Firstly, to get to the market we had to cross the busiest road ever and I’m not joking. I’ve never seen anything like it! There were hundreds of cars, bikes, buses, motorbikes, rickshaws – all zooming past us at high speeds. On top of that, there were no traffic lights, no zebra crossings and no way of getting across safely. We were all freaking out as it looked so dangerous and near impossible to cross. Mohit, however, seeing un-phased by it and to him, it was just a regular road. With cars darting past us, he just walked out into the road telling us to keep close. As we dodged between the cars hurtling towards us, stopping every few seconds to avoid being squashed by an oncoming bus, we slowly make our way across the road. Mohit made it look so easy, I honestly don’t know how he did it but he managed to get us all across safely and alive.
The market itself was just as busy – the crowds were so thick that it was essentially a sea of people. As you walked down the street, you were pushed up against other people trying to get by. It was hard to get into shops or view stalls as you were just swept away, along with everyone else.
This market was originally built back in the 17th century by a Mughal Emperor and still remains today as one of India’s largest markets. The streets were packed with street vendors, clothing stores, bazaars and street food. The market is well known for its huge variety and authenticity of goods. You can buy anything here from clothes to books to electronics and it is also home to many famous restaurants where you can buy traditional Indian foods such as paratha, fruit chaat and a variety of Indian sweets.
After battling through the crowds, Mohit pulled us into a dress shop where we stayed for a while. It was a wonderful shop – the walls were stacked from floor to ceiling with folded fabrics, all vibrant and vivid colours. There was no space wasted at all. We were all excited to purchase a saree or a lehenga for our upcoming Taj Mahal trip as we all wanted to wear authentic, Indian style clothing.
We all sat down on the floor on cushions and the men who worked in the store began pulling down various fabrics from the shelves with beautiful designs and patterns, wrapping us up in them as we stood on a little stool.
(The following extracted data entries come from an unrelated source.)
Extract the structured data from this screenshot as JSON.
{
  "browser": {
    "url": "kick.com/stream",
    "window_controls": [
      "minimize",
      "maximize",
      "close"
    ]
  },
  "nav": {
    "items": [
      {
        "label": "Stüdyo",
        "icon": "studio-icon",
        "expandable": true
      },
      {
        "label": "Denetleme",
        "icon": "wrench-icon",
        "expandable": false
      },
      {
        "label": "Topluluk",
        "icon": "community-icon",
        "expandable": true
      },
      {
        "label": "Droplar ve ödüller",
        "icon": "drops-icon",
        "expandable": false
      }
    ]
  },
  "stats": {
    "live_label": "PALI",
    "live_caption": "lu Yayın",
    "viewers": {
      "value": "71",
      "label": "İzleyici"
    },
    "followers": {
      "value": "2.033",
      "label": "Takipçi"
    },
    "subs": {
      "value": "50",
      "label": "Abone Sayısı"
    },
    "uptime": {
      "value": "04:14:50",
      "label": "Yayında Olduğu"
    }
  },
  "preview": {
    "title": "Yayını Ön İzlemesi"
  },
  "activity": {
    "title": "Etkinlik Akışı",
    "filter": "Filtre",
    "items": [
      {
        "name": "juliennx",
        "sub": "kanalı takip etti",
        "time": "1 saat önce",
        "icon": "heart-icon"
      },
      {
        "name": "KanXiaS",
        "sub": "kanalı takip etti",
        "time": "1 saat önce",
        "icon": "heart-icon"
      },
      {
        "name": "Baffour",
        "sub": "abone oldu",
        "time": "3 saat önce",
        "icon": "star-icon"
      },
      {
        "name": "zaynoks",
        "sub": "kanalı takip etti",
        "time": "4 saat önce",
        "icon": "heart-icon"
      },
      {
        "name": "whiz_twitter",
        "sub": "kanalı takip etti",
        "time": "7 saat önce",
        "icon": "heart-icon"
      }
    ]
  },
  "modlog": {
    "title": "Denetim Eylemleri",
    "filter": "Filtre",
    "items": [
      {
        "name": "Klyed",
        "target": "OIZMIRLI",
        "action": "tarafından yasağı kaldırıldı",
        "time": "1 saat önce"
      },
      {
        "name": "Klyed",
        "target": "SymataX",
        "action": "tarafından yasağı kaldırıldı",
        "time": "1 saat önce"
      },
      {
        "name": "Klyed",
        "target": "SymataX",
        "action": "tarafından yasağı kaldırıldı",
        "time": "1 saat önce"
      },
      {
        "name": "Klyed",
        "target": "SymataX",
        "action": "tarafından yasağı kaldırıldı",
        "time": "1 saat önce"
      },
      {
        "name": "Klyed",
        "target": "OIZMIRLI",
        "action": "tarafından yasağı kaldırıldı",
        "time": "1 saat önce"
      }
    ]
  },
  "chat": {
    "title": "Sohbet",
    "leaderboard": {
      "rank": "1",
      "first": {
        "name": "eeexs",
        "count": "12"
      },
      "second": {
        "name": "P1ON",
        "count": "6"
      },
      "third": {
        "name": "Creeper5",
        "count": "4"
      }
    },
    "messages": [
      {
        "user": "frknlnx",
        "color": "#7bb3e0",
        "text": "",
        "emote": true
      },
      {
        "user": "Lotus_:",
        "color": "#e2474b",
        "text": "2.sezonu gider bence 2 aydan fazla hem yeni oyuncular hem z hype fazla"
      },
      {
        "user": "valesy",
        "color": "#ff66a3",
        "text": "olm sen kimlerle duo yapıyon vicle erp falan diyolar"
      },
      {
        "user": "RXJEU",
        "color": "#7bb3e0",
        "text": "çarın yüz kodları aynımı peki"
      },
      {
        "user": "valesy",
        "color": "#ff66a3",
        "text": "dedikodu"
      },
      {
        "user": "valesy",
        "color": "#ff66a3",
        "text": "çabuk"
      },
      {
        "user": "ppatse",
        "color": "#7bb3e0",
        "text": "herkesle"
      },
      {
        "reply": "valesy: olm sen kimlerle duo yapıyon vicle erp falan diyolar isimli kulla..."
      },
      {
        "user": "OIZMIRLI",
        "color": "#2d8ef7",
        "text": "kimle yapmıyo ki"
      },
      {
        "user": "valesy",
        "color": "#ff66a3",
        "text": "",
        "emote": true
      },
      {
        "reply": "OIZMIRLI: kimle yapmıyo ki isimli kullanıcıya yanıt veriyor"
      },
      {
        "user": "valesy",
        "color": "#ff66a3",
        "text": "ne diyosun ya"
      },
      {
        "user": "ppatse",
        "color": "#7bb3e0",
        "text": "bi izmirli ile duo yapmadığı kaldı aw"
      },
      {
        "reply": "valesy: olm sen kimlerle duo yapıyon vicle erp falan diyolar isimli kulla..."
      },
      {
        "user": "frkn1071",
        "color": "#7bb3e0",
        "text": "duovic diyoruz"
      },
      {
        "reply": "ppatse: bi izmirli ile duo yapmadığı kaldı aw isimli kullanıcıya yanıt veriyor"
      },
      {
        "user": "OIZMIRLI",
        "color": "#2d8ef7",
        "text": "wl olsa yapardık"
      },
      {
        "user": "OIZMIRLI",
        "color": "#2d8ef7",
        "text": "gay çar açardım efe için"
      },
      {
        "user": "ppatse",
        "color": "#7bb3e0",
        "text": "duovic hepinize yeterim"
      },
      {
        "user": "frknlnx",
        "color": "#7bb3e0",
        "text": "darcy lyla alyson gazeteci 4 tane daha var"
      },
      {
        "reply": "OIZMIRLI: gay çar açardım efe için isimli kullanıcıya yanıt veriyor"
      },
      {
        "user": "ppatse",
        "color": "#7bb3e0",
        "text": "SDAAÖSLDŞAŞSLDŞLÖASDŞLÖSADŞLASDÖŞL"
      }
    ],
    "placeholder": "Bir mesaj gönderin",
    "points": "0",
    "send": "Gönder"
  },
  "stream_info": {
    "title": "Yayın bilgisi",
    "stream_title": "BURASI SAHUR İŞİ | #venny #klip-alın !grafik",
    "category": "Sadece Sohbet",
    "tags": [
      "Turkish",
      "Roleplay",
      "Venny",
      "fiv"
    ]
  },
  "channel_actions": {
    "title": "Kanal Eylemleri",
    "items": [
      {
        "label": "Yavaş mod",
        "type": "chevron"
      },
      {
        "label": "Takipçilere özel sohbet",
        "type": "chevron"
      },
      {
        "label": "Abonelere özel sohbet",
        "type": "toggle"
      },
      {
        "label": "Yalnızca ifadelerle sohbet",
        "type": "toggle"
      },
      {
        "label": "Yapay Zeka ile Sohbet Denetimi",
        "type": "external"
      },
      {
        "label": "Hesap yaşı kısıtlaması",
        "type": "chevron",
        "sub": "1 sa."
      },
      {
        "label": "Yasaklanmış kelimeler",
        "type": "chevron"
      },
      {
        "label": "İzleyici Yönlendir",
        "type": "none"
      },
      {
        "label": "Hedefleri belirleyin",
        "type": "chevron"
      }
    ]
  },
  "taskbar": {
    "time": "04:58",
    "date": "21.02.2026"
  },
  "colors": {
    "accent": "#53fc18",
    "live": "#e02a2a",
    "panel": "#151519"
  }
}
I tried on a few different lehengas and eventually settled on a vibrant pink one that was bejewelled with gemstones, flowing down and ending with a blue hem and gold detailing. It also came with a pink scarf and I was so excited to wear it to the Taj Mahal.
Next we were taken to Raj Ghat which is a memorial dedicated to Mahatma Gandhi. The main thing to see here is a black, marble platform filled with vibrant flowers of red and orange, that marks the spot of Gandhi’s cremation in 1948. It is open to the sky and an eternal flame burns at one end in a glass box. This site is surrounded by a small garden.
It was really interesting to see as I’d heard a lot about Gandhi in history lessons back in school. We also happened to arrive at the perfect time, as the sun was just beginning to set so we were able to watch the most beautiful sunset in this little, serene garden. It was so peaceful and not too busy either. There were also a few birds flying around, which wasn’t so good for one of my friends as one of the birds decided to poo on her – luckily she saw the funny side.
After finishing up here, we headed to the mall in Faridabad and later went home at around 9pm. We ate a delicious dinner at our homestay and eventually went to sleep after a tiring day.